There was never any question that it had to be done. Right before he died, he and I had agreed on changes to the book and we were full steam ahead. I knew that I had his blessing for the material. And I also knew that there was no way he would have wanted this book to be put aside. I had to take some time for myself, of course. And then I had to think carefully about how to reshape the book in light of the tragedy. This book initially had a difficult ending. That seemed entirely inappropriate given Kobe’s death. I had to dig deep into myself and into our personal relationship and tease out the most important themes and messages and make sure these shone through. It was both cathartic and difficult.

NCYS: Initially, there were four Epoca books planned. Is this the final installment of EPOCA books? If so, why.

Right now, yes. I wrote every word of these books, Kobe was the heart, soul, and inspiration behind the project and it seems impossible without him.

NCYS: What role did Vanessa, Kobe’s wife, play in the book?

She jumped right in during what must have been the most painful period of her life. She knew that to honor Kobe’s legacy and his wishes she would need to get involved. She was super professional and savvy and helped us complete the series in two books instead of the planned four.

NCYS: Ivy, tell us about your background.

I’m an ex-professional squash player. I was a junior and collegiate champion as well as a member of the US Women’s National Team for many years. I also am a novelist and write books for adults.

NCYS: What was it like collaborating with Kobe?

It was great. We cracked the stories together. He brought so much imagination to the table—sometimes too much and he didn’t mind being told that. Then he let me do the writing and didn’t interfere which is quite unusual. He was a great team player and knew where he could help and when to let my strengths shine.

NCYS: What was the most surprising thing about working with Kobe?

His kindness and his imagination.

NCYS: How did Kobe approach storytelling?

He had a wonderful and wild imagination. He loved deep background. He was able to envision characters as fully formed people with parents and ancestors and legacies. It was remarkable. His mind reached forward and back and never stopped. He saw stories and fluid and three-dimensional which I loved. Everything went so far beyond what you saw on the page.

NCYS: The Tree of Ecrof was released in November 2019. The new book will be published almost one year later. Tell us about how it was written so quickly and what challenges you faced.

This is a pretty standard rollout for a series — a book a year. Kobe and I were a great team and I worked with a sensational editor, Noa Wheeler. We came up with a great story and were off to the races. The major challenge was that we had to rework the book after he died for various reasons, mainly to do with the fact that we wanted an uplifting ending that could satisfy the series.
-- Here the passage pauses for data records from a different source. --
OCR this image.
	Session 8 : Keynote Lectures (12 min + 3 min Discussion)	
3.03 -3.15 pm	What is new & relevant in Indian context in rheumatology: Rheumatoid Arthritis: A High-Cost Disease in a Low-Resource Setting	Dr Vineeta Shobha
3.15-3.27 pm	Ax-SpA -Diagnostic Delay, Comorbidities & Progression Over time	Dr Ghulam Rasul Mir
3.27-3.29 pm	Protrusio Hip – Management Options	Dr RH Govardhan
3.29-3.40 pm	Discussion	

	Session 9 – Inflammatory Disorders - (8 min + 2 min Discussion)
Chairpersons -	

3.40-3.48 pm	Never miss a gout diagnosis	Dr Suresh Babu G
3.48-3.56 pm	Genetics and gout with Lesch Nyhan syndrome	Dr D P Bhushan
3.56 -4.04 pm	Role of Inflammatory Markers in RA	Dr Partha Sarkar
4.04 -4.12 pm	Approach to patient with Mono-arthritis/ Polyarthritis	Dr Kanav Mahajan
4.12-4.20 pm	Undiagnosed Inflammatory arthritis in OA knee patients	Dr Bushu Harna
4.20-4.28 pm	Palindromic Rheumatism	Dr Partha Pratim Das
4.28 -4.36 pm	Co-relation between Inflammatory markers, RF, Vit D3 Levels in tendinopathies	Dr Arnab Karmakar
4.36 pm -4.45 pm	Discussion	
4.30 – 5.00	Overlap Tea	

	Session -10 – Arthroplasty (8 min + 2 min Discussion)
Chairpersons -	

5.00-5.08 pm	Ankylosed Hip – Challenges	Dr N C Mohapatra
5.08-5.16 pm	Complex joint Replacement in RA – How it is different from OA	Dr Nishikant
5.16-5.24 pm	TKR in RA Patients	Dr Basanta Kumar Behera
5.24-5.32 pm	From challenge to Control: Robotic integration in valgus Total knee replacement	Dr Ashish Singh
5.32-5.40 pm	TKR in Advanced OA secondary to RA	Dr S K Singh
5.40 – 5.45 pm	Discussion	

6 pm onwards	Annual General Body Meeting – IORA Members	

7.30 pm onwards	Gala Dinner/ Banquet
NCYS: Where were you when you and how did you hear the tragic news?

I was in Los Angeles with my daughter eating lunch.

NCYS: Where do you think Kobe would have gone with his literary work?

We joked that we were writing a Game of Thrones epic for kids—dozens of books of over a thousand pages. He would tease me that we’d be working together until I was 70 because he has so many stories to tell. And I never doubted it.